Common shapes these plots take in research work:

  • Phase-segmented scanpath — fixation sequence over a task screenshot, colored by task phase (e.g. survey vs. evaluate).
  • Approach-retreat — cursor (x,y) vs. gaze (x,y) over time, distance line below.
  • Load-trajectory — cognitive-load index (pupil, LF/HF, whatever your proxy) over trial position, with a secondary categorical overlay.
  • Task-replay — model predictions vs. actual fixations, frame by frame, for peripheral rendering / saliency / attention-model validation.

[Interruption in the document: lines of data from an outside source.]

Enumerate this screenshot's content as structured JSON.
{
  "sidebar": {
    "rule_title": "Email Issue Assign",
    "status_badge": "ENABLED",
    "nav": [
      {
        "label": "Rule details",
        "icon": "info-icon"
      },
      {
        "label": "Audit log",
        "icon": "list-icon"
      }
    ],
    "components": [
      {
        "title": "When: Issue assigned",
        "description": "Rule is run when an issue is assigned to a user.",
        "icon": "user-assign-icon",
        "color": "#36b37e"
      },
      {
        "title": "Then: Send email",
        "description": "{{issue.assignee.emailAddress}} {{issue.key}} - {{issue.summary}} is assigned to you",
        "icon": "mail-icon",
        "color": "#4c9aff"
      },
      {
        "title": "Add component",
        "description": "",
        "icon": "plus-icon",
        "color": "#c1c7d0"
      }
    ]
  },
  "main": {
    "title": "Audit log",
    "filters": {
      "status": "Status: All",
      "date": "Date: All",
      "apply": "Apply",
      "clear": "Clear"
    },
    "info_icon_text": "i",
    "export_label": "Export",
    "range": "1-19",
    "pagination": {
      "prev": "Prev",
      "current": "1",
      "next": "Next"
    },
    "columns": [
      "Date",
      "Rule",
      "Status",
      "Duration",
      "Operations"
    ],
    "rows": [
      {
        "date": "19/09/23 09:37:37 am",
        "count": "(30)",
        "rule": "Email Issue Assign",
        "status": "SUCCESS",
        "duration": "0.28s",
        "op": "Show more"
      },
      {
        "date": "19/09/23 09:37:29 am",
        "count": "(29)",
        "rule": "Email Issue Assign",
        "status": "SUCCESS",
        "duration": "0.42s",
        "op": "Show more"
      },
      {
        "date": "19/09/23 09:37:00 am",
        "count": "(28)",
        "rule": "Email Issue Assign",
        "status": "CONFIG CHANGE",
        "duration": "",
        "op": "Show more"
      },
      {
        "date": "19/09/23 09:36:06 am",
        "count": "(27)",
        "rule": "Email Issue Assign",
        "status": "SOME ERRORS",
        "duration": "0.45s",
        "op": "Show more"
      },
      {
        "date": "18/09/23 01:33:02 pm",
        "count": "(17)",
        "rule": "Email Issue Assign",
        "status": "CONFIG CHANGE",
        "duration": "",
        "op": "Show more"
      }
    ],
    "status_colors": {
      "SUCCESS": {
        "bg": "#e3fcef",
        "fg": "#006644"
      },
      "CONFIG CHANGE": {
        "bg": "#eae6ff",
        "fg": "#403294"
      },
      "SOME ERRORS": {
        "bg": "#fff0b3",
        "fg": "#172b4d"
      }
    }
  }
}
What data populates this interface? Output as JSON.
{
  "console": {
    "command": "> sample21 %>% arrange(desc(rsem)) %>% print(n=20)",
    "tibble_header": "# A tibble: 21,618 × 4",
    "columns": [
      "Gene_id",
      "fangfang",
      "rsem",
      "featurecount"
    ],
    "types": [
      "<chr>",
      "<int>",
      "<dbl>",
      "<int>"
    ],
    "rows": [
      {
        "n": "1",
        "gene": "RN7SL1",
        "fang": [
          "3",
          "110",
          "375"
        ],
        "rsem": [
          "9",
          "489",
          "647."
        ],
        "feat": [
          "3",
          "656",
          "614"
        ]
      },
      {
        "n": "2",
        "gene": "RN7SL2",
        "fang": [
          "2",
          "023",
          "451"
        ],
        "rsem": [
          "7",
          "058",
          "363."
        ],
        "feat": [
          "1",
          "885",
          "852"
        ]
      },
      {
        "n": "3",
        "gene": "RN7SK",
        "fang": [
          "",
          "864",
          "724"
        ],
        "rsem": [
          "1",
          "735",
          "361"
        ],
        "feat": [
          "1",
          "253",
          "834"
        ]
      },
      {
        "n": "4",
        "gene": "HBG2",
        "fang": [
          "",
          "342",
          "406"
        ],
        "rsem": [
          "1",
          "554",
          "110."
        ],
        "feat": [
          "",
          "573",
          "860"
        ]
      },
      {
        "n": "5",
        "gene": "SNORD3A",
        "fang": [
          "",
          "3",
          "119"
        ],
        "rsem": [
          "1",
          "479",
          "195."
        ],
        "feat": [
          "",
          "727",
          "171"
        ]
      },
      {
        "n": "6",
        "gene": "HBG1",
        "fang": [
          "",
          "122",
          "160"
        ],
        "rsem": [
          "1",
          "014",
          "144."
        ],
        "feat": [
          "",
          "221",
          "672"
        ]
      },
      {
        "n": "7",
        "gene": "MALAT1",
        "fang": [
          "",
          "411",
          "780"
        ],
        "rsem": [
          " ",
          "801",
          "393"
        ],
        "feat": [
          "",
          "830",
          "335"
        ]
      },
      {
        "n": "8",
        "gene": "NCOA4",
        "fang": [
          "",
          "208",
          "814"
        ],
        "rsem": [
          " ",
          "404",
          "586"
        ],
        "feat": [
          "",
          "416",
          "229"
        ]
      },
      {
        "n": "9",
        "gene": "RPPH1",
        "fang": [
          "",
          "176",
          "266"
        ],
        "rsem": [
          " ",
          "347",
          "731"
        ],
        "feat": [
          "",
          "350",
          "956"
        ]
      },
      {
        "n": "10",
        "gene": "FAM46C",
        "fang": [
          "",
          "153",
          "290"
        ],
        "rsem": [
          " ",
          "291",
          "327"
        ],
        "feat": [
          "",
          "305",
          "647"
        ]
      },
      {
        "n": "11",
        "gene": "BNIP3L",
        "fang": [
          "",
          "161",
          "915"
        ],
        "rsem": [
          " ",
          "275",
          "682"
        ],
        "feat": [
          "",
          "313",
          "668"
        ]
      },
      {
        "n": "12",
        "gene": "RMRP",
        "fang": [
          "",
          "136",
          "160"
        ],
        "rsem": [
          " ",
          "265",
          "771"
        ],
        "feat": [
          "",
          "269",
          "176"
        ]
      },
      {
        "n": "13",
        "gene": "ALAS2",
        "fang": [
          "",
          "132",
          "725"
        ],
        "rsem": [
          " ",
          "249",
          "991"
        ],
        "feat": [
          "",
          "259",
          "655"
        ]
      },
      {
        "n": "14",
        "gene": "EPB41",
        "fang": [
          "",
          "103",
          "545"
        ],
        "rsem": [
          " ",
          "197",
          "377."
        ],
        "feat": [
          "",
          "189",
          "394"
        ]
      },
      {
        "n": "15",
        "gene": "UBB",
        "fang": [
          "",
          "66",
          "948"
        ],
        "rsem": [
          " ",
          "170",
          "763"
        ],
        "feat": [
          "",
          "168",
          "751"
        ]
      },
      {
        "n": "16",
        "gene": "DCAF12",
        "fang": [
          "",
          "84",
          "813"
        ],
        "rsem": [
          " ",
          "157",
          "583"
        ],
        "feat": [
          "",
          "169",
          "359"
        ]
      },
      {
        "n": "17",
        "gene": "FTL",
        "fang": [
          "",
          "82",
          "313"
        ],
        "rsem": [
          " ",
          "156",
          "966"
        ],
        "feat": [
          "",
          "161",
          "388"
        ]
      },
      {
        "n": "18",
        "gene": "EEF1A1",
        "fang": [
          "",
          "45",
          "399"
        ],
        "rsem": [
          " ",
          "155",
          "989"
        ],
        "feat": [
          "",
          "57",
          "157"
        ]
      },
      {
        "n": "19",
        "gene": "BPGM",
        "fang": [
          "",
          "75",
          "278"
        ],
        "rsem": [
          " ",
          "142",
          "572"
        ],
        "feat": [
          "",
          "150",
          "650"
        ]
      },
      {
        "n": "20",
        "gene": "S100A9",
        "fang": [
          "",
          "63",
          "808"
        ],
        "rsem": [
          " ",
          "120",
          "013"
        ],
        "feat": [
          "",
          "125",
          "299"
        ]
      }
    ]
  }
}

See channels/science.md for worked code examples with the muriel rcparams defaults.

Data formats

  • Tobii-native: TSV with Timestamp, GazePointX, GazePointY, FixationIndex, FixationDuration
  • Polars idiom:
    import polars as pl
    fix = pl.read_csv('trial.tsv', separator='\t').filter(pl.col('FixationIndex').is_not_null())
    
  • Action-sequence format (e.g. Mind2Web): task actions with bounding boxes; scanpath = saccade through bbox centers

Anti-patterns

  • Don't color fixations by user identity. Use time (sequential colormap) or AOI (categorical) instead — user-as-color doesn't generalize across sample sizes.
  • Don't show a scanpath without the stimulus as background. Gaze points without referent are meaningless.
  • Don't rely on matplotlib default figsize (6×4) for gaze plots. They need room — 10×6 minimum.
  • Don't draw AOI borders below the 3:1 decorative-contrast floor. Invisible borders = invisible AOIs.